Londres maintient des importations indirectes de produits pétroliers issus du brut russe
Londres maintient des importations indirectes de produits pétroliers issus du brut russe

Londres maintient des importations indirectes de produits pétroliers issus du brut russe

22.01.2026 15:00
2 min de lecture

Le 21 janvier 2026, des informations ont révélé que le Royaume-Uni continue d’importer des produits pétroliers fabriqués à partir de pétrole russe, raffinés dans des pays tiers comme l’Inde et la Turquie. Bien que Londres ait interdit l’importation directe de pétrole russe dès décembre 2022, des analyses montrent que des carburants, notamment du kérosène d’aviation, issus de raffineries utilisant partiellement du brut russe, entrent toujours sur le marché britannique via ces intermédiaires, comme le détaille une enquête de Politico.

Cette pratique repose sur une distinction juridique entre l’origine du brut et le pays de transformation finale, ce qui permet aux importateurs de respecter formellement la réglementation tout en continuant à acheter des produits liés à la chaîne de valeur énergétique russe.

Une faille qui affaiblit le régime de sanctions

Selon les estimations d’experts, depuis l’entrée en vigueur de l’embargo britannique et jusqu’à la fin de 2025, le Royaume-Uni aurait importé pour environ 4 milliards de livres sterling de produits pétroliers issus de raffineries indiennes et turques utilisant du pétrole russe. Environ une cargaison de carburant sur six livrée au Royaume-Uni proviendrait de ce type d’installations, ce qui assure indirectement des revenus substantiels à Moscou et contribue à financer son effort de guerre contre l’Ukraine.

Cette situation crée un décalage entre la position politique affichée par Londres, qui affirme rompre toute coopération énergétique avec la Russie, et la réalité des flux commerciaux, ce qui pose un problème de crédibilité et de cohérence au sein du camp occidental.

Des mécanismes de contournement bien établis

L’Inde et la Turquie achètent du pétrole russe à prix réduit, le raffinent, puis exportent les produits finis vers des marchés occidentaux soumis à des sanctions. Ce schéma permet de contourner les restrictions sans violer explicitement les interdictions existantes, tout en maintenant une demande indirecte pour le brut russe.
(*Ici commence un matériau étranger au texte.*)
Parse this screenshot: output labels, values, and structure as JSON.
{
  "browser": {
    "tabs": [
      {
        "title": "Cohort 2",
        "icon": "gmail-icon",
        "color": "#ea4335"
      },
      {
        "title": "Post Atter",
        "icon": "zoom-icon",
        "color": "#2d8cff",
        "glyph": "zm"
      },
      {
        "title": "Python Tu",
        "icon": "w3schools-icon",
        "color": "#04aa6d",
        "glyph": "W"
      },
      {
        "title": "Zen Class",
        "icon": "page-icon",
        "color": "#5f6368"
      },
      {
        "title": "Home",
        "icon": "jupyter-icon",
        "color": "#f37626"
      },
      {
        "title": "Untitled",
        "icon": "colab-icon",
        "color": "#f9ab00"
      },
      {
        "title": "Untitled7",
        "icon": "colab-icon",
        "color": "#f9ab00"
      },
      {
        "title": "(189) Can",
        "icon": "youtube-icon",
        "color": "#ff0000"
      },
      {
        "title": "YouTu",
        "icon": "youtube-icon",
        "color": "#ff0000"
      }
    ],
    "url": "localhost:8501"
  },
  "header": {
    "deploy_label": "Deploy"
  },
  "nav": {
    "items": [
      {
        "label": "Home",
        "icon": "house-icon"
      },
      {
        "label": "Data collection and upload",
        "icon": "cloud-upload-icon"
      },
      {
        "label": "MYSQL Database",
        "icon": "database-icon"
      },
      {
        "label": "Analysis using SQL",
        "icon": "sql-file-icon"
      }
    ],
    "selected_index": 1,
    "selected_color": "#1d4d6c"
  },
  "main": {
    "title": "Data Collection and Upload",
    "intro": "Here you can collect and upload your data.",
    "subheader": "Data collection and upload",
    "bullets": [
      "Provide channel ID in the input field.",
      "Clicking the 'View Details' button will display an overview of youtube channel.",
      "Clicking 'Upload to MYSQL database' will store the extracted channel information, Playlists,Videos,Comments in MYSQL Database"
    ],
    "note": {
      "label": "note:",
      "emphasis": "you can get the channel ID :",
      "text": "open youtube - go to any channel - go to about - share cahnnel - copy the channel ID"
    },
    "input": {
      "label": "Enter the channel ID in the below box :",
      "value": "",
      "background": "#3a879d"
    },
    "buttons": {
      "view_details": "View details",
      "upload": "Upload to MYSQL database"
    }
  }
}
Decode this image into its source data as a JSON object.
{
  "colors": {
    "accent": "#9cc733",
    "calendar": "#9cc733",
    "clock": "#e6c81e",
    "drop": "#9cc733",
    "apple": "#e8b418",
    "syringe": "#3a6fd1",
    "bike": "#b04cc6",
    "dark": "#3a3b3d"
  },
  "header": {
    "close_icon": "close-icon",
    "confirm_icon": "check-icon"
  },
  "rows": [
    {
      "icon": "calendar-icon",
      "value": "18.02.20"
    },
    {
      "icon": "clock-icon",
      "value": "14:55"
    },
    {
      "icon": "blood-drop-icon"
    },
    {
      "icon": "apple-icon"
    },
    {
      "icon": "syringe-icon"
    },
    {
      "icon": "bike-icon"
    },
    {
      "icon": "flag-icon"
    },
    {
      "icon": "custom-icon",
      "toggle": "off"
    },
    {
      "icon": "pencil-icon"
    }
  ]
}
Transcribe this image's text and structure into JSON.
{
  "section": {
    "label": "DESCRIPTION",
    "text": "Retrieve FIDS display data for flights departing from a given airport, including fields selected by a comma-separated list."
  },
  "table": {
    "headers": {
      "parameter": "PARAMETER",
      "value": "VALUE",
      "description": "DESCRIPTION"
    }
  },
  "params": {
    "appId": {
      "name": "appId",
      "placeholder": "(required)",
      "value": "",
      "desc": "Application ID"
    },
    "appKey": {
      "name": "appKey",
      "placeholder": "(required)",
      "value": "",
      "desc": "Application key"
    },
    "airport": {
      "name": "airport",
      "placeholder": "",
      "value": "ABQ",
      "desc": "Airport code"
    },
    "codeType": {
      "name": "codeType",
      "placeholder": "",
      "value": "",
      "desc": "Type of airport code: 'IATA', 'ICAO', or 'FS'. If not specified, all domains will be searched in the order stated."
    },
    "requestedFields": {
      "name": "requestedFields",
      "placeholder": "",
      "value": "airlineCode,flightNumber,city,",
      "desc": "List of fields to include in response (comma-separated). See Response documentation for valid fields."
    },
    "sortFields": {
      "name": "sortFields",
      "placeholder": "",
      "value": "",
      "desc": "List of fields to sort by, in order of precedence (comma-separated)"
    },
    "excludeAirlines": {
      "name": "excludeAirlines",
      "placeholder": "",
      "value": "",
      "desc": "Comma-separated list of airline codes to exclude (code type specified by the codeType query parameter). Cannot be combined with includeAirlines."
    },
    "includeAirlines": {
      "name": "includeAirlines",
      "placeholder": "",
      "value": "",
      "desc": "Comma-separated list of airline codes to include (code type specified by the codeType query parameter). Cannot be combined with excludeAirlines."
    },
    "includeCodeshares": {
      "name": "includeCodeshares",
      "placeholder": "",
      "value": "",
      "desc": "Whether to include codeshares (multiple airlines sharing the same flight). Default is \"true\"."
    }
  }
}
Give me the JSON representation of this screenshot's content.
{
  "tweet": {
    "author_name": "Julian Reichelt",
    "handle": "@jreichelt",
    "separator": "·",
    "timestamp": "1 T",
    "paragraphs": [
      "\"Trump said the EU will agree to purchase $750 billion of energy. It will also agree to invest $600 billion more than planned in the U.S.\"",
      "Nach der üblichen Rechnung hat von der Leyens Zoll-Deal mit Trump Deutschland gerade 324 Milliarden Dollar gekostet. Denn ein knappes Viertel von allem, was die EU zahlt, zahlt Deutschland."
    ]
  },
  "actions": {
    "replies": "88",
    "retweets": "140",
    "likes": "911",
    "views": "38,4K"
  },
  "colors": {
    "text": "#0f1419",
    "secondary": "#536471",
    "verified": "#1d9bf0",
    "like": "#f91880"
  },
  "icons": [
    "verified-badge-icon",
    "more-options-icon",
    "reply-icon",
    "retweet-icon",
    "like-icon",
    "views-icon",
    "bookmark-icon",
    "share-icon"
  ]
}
Des analyses relayées par des canaux d’information spécialisés soulignent que ces circuits constituent désormais une composante structurelle du commerce énergétique mondial sous sanctions, comme l’illustrent des informations diffusées sur des canaux de suivi des échanges énergétiques.

Pour les critiques de cette pratique, elle réduit l’impact économique des sanctions et offre au Kremlin des marges de manœuvre financières pour poursuivre non seulement la guerre en Ukraine, mais aussi des opérations hybrides à l’encontre de l’Occident.

Vers un durcissement possible des règles d’origine

Face à ces constats, plusieurs experts plaident pour un élargissement des sanctions afin qu’elles couvrent non seulement le pétrole d’origine russe, mais aussi les produits raffinés issus de ce brut, indépendamment du pays de transformation. Cela impliquerait un durcissement des règles d’origine, des mécanismes de traçabilité renforcés et, potentiellement, des sanctions secondaires visant les raffineries et intermédiaires impliqués.

Une telle évolution nécessiterait une coordination étroite entre les partenaires occidentaux afin d’éviter l’apparition de nouvelles routes de contournement. Sans ajustement du cadre actuel, les importations indirectes continueront de générer des revenus significatifs pour la Russie, en contradiction avec l’objectif stratégique des sanctions visant à limiter sa capacité à financer la guerre.